🤖 AI Summary
This work addresses the significant degradation in retrieval efficiency caused by fragmented connectivity in traditional graph indexes when handling low-selectivity filtered queries, where qualifying vectors are sparse. To overcome this limitation, the authors propose Curator, a partitioned dual-index architecture based on shared clustering trees that constructs dedicated sub-indexes for different labels, thereby maintaining high search efficiency while reducing memory overhead. Curator introduces an adaptive partitioning mechanism that supports incremental updates and enables on-the-fly temporary index construction during query execution, effectively accommodating complex predicate filtering. Experimental results demonstrate that, when integrated with state-of-the-art graph indexes, Curator reduces query latency by up to 20.9× for low-selectivity queries, with only a 5.5% increase in index construction time and a 4.3% increase in memory usage.
📝 Abstract
Embedding-based dense retrieval has become the cornerstone of many critical applications, where approximate nearest neighbor search (ANNS) queries are often combined with filters on labels such as dates and price ranges. Graph-based indexes achieve state-of-the-art performance on unfiltered ANNS but encounter connectivity breakdown on low-selectivity filtered queries, where qualifying vectors become sparse and the graph structure among them fragments.
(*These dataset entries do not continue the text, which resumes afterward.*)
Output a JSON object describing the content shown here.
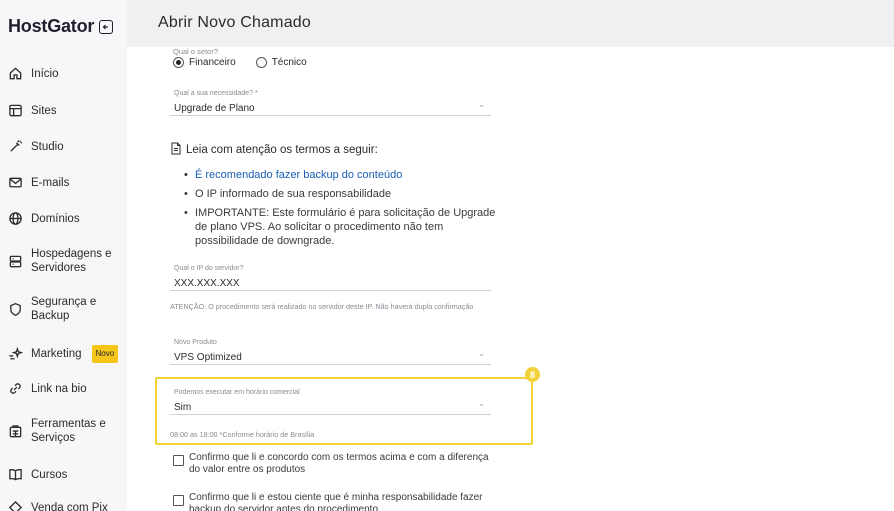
{
  "brand": {
    "name": "HostGator"
  },
  "sidebar": {
    "items": [
      {
        "label": "Início",
        "icon": "home-icon"
      },
      {
        "label": "Sites",
        "icon": "browser-icon"
      },
      {
        "label": "Studio",
        "icon": "wand-icon"
      },
      {
        "label": "E-mails",
        "icon": "mail-icon"
      },
      {
        "label": "Domínios",
        "icon": "globe-icon"
      },
      {
        "label": "Hospedagens e Servidores",
        "icon": "server-icon"
      },
      {
        "label": "Segurança e Backup",
        "icon": "shield-icon"
      },
      {
        "label": "Marketing",
        "icon": "sparkle-icon",
        "badge": "Novo"
      },
      {
        "label": "Link na bio",
        "icon": "link-icon"
      },
      {
        "label": "Ferramentas e Serviços",
        "icon": "tools-icon"
      },
      {
        "label": "Cursos",
        "icon": "book-icon"
      },
      {
        "label": "Venda com Pix",
        "icon": "pix-icon"
      }
    ]
  },
  "header": {
    "title": "Abrir Novo Chamado"
  },
  "form": {
    "sector_label": "Qual o setor?",
    "sector_options": [
      "Financeiro",
      "Técnico"
    ],
    "sector_selected": "Financeiro",
    "need_label": "Qual a sua necessidade? *",
    "need_value": "Upgrade de Plano",
    "terms_title": "Leia com atenção os termos a seguir:",
    "terms": [
      "É recomendado fazer backup do conteúdo",
      "O IP informado de sua responsabilidade",
      "IMPORTANTE: Este formulário é para solicitação de Upgrade de plano VPS. Ao solicitar o procedimento não tem possibilidade de downgrade."
    ],
    "ip_label": "Qual o IP do servidor?",
    "ip_value": "XXX.XXX.XXX",
    "ip_note": "ATENÇÃO: O procedimento será realizado no servidor deste IP. Não haverá dupla confirmação",
    "product_label": "Novo Produto",
    "product_value": "VPS Optimized",
    "business_hours_label": "Podemos executar em horário comercial",
    "business_hours_value": "Sim",
    "business_hours_note": "08:00 as 18:00 *Conforme horário de Brasília",
    "step_number": "8",
    "confirm_1": "Confirmo que li e concordo com os termos acima e com a diferença do valor entre os produtos",
    "confirm_2": "Confirmo que li e estou ciente que é minha responsabilidade fazer backup do servidor antes do procedimento"
  },
  "colors": {
    "highlight": "#f2d23a",
    "link": "#1a5fb4",
    "badge": "#f5c518"
  }
}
Recent research proposes specialized graph indexes that address this issue by expanding graph degree, which incurs prohibitively high construction costs. Given these inherent limitations of graph-based methods, we argue for a dual-index architecture and present Curator, a partition-based index that complements existing graph-based approaches for low-selectivity filtered ANNS. Curator builds specialized indexes for different labels within a shared clustering tree, where each index adapts to the distribution of its qualifying vectors to ensure efficient search while sharing structure to minimize memory overhead. The system also supports incremental updates and handles arbitrary complex predicates beyond single-label filters by efficiently constructing temporary indexes on the fly. Our evaluation demonstrates that integrating Curator with state-of-the-art graph indexes reduces low-selectivity query latency by up to 20.9x compared to pre-filtering fallback, while increasing construction time and memory footprint by only 5.5% and 4.3%, respectively.